Friday, May 16, 2014

BUILDING A BEAR with Tim







I just built this synthetic mechanical bear for SONIC BOOM record store here in Toronto. They were installing the static bear anyway and I happily got roped into making it move! This was the largest (physically speaking) project I have tried so far and it come with new exciting problems. The bear is made of hard-packed foam which is light (but heavy!) and fun-fur. We severed the head and arms and I placed surplus 12V power window motors in the armpits and neck attached to simple cams to create the movement. This allowed a single power-supply and was generally simpler than directly driving the arms with a bi-directional control system (we were on a budget). There is a 555 clock cycling two 4017B decade counters, one doing a full ten count and the other looping at seven. The chosen outputs (say 1 an 4 from the 10 counter and 2 and 6 from the 7 counter or whatever you like) pass through an inverter and then switch transistors on/off which in turn switch the IRF541 Mosfets which feed power to the motors.
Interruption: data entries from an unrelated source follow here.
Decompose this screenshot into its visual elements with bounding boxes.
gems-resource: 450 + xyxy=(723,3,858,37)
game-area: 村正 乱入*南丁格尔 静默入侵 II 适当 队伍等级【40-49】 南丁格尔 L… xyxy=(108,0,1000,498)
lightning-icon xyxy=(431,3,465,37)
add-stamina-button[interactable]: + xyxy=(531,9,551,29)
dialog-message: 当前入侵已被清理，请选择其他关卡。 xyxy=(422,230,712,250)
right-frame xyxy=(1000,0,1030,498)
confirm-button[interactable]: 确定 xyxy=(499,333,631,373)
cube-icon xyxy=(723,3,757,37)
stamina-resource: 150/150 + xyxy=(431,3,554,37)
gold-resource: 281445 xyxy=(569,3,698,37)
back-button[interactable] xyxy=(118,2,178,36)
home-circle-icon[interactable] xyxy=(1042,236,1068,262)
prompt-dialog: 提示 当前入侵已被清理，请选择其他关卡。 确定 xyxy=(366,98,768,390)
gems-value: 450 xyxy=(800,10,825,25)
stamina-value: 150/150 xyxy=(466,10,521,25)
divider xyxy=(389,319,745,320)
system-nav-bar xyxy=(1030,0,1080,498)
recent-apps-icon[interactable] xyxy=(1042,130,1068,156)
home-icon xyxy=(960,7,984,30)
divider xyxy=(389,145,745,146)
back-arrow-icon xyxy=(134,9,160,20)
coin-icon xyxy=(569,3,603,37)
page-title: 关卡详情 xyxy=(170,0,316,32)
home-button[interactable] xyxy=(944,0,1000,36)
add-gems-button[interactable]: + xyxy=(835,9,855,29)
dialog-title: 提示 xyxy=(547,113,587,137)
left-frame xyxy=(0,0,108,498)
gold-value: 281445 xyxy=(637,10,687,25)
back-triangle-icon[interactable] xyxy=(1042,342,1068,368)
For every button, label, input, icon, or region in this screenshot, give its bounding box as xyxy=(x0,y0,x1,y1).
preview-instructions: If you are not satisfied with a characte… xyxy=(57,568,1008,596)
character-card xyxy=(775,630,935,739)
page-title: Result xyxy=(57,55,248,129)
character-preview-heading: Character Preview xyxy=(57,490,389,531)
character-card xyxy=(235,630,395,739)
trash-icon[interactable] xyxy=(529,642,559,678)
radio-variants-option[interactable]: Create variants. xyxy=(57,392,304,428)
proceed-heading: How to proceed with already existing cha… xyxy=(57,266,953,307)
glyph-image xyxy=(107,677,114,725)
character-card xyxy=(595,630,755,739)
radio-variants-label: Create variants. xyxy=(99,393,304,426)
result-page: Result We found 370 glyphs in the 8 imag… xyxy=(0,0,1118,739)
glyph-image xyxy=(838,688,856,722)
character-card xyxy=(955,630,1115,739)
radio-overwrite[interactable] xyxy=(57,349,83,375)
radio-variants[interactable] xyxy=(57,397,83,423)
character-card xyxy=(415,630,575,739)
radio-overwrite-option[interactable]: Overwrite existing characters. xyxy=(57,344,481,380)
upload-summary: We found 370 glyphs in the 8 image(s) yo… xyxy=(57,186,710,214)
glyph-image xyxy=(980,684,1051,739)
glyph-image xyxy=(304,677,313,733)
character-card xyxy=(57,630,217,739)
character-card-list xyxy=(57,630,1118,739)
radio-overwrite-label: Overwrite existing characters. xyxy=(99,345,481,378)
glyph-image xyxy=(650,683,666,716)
So there are 4 transistor/mosfet switching lines - head, jaw, left arm, right arm. The count sequence doesn't repeat until 70 movements due to the phasing of the 7 and 10 counts, so there is a lot of variety of movements making it seem less "dancing Santa" and more "sleeping Frakenstein". I am powering everything with a PC power supply (5V for the cmos and TTL stuff, 12V for the transistors and 5V for the motors). I used 5V for the motors instead of 12V to reduce the RPM as the bear was looking frantic and too ANGRY (also would have shaken itself to bits). The PC power supply I modifed is capable of providing 28A and that should be able to handle even the worst case scenario (all limbs stuck due to friction or human interference).